Мы хотели боулинг. И с большим трудом я дохромал до другого края. Я был рад, что следующий мяч подавал он. Один человек делал всю работу за команду соперников – коротышка с очень загорелыми руками и щетинистыми усами.
Без четверти пять мы вышли на поле, а в семь, когда, падая от усталости, мы вернулись в павильон, только одна калитка была сбита за сто двадцать. И загорелый был по-прежнему в игре. Даже в день моего триумфа я не выходил на поле, а тот вечер, со сломанным пальцем на ноге, я провел и вовсе бесславно. Со временем у боулера вошло в привычку немедленно перемещать меня, как только мяч ударит рядом со мной, и ставить на мое место другого. И за это я был ему благодарен.
В сарае на краю поля не было никакой возможности помыться. Всем нам пришлось переодеваться в одной комнатенке, у каждого был целый ворох одежды. Мы перепутали свои носки, запонки и даже жилеты. Все это очень напоминало школу. И напоследок, когда мы переоделись, чувствуя себя липкими и уставшими, от веселого капитана с загорелыми руками мы узнали, что в Торбридж-Хите нет такси и нет телефона, чтобы кого-нибудь вызвать. До станции Торбридж три мили пешком, а последний поезд отправляется в половине девятого. На обед времени нет, и сумки у нас очень тяжелые.

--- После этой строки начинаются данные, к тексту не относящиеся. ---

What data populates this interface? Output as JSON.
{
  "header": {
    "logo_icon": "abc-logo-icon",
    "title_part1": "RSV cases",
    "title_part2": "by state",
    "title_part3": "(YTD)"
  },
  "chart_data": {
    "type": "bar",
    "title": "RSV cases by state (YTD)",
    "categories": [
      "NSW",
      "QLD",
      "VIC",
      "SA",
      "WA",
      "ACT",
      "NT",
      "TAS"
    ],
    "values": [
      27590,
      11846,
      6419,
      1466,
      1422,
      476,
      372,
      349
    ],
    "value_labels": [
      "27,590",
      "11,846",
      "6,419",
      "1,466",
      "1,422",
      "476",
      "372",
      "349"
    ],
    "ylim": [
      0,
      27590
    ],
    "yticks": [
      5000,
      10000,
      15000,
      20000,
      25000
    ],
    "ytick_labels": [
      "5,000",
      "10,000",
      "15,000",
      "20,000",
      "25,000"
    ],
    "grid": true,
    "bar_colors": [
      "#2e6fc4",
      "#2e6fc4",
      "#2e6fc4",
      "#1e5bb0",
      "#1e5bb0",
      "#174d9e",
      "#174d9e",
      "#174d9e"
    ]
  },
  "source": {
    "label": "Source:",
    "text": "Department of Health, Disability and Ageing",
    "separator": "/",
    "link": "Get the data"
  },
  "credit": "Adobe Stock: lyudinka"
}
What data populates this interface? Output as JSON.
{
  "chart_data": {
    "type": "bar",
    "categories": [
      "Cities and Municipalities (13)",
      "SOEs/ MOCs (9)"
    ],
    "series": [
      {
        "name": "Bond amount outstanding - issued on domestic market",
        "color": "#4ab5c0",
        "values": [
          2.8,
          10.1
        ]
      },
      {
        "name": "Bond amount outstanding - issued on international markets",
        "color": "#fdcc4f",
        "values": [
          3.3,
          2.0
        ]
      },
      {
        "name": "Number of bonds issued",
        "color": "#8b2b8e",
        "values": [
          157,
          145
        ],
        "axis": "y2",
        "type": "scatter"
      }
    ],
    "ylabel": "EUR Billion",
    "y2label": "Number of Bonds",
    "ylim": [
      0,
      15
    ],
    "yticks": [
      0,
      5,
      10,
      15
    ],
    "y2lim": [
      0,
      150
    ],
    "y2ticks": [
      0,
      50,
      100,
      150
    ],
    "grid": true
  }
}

Последняя беда настигла нас, когда казалось, что все позади: мы уже подъезжали к Кингс-Кросс, когда вдруг обнаружилось, что где-то суматохе переодеваний я потерял обратный билет. Моему бедному брату пришлось заплатить – у меня денег не было. Заплатив, он обнаружил, что теперь у него не осталось денег на такси. Нам пришлось добираться домой на метро и пешком. Путешествовать в метро с тяжелым багажом – дело не из легких. А когда мы вернулись домой, я сделал для себя такой вывод: сегодня я изнурил себя до крайности. Я утратил всякий интерес к чему и кому бы то ни было. Все мои конечности страдали и ныли. Распухший большой палец на ноге болел нестерпимо. Я прошел пешком несколько миль. Я простоял несколько часов. Я выпил несколько пинт пива сомнительного качества. Я потратил почти два фунта. На эти деньги я мог бы отменно пообедать и сходить в театр. Я мог бы заработать эти деньги, приятно проведя утро за писательством или рисованием.
Но брат утверждал, что это был великий день. Деревенский крикет, мол, – он всегда такой.